The benefit in the replenishment lead-time with the number of supermarkets decreases with a low arrival rate. The lower the arrival rate, the lower the reduction in the waiting time for the supermarket availability, until the decrease in the throughput time of the second network does not balance the increase in the throughput time of the first network anymore. The benefit in the replenishment lead-time with the number of supermarkets also decreases with a small supermarkets size as the waiting time at the supermarkets is already low.

In summary, a configuration with multiple small supermarkets improves the efficiency (i.e. lower number of robots and shorter lead-time) of the replenishment process. This result enriches the findings of previous literature, that, considering the transportation of unit loads from supermarkets to assembly lines, suggests to increase the number of supermarkets until an optimal value beyond which the additional costs of installation and inventory overcome the cost savings in transportation (Battini et al. 2010; Emde and Boysen 2012b). In light of our results, we can conclude that the optimisation of the entire part feeding system (including both replenishment to supermarkets and transportation to assembly stations) could lead to a higher optimal number of supermarkets, compared to previous findings, when VRSRS technology is adopted. Moreover, our results show that, once fixed the number of supermarkets, their replenishment lead time improves if supermarkets are smaller. Therefore, the adoption of VRSRS may allow saving space on the shop floor while, at the same time, improving the performance of the replenishment system.

7 Conclusions

This paper studies a part feeding system based on the VRSRS technology, focusing on the replenishment process to supermarkets in assembly plants. It addresses a twofold literature gap, namely the design of the supermarkets replenishment system and the analysis of new material handling technologies in a factory environment.

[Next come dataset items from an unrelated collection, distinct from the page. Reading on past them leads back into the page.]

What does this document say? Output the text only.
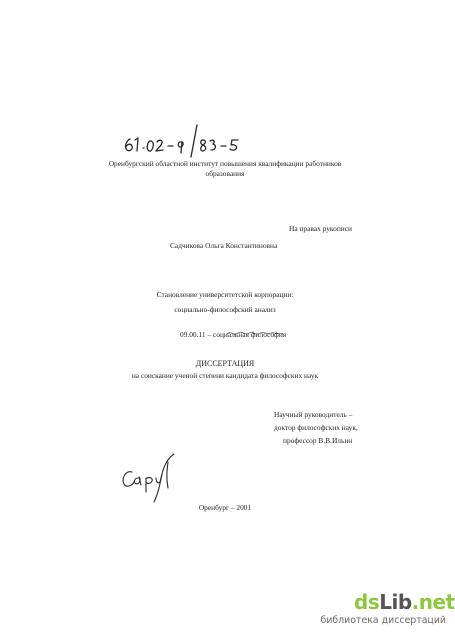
Оренбургский областной институт повышения квалификации работников
образования
На правах рукописи
Садчикова Ольга Константиновна
Становление университетской корпорации:
социально-философский анализ
09.00.11 – социальная философия
ДИССЕРТАЦИЯ
на соискание ученой степени кандидата философских наук
Научный руководитель –
доктор философских наук,
профессор В.В.Ильин
Оренбург – 2001
dsLib.net
библиотека диссертаций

We develop an accurate analytical model, based on the queuing network approach, to analyse the system performance, and we validate it through simulation. Then, we carry out numerical experiments to evaluate the design trade-offs of the analysed system and we study the impact of the system design variables (i.e. number of robots, supermarkets number and size) on the replenishment lead-time. Results show that an increase in the number of robots always leads to better performance since the reduction of the replenishment lead-time is stronger than the negative impact on the waiting times. Moreover, a configuration with multiple small supermarkets improves the efficiency (i.e. lower number of robots and shorter lead-time) of the replenishment process, allowing to conclude that, when the VRSRS technology is adopted, the optimisation of the entire part feeding system could result in a higher optimal number of supermarkets compared to previous literature findings. The developed model, as well as the design insights stemming from its application, are valid for any factory in which the logistics system consists of a number of warehouses located on the shop floor and replenished with totes from a CW. Therefore, the possible application domains may include both assembly and manufacturing systems, with stations organised either in a line, in a job shop, or in fixed-position assembly islands.

As this is a first attempt to address the adoption of automation for supermarket replenishment, we see several potential areas for further research. The model can easily incorporate changing layout (e.g., dimensions, distances, and supermarket design) and could be extended by considering also the replenishment of the CW and the transportation of unit loads to assembly stations, so as to develop insights on the design of the entire part feeding process. Future works could also address the design trade-offs from a cost perspective, considering for instance the supermarket location problem, already tackled by Emde and Boysen (2012b) with reference to a manual part feeding system.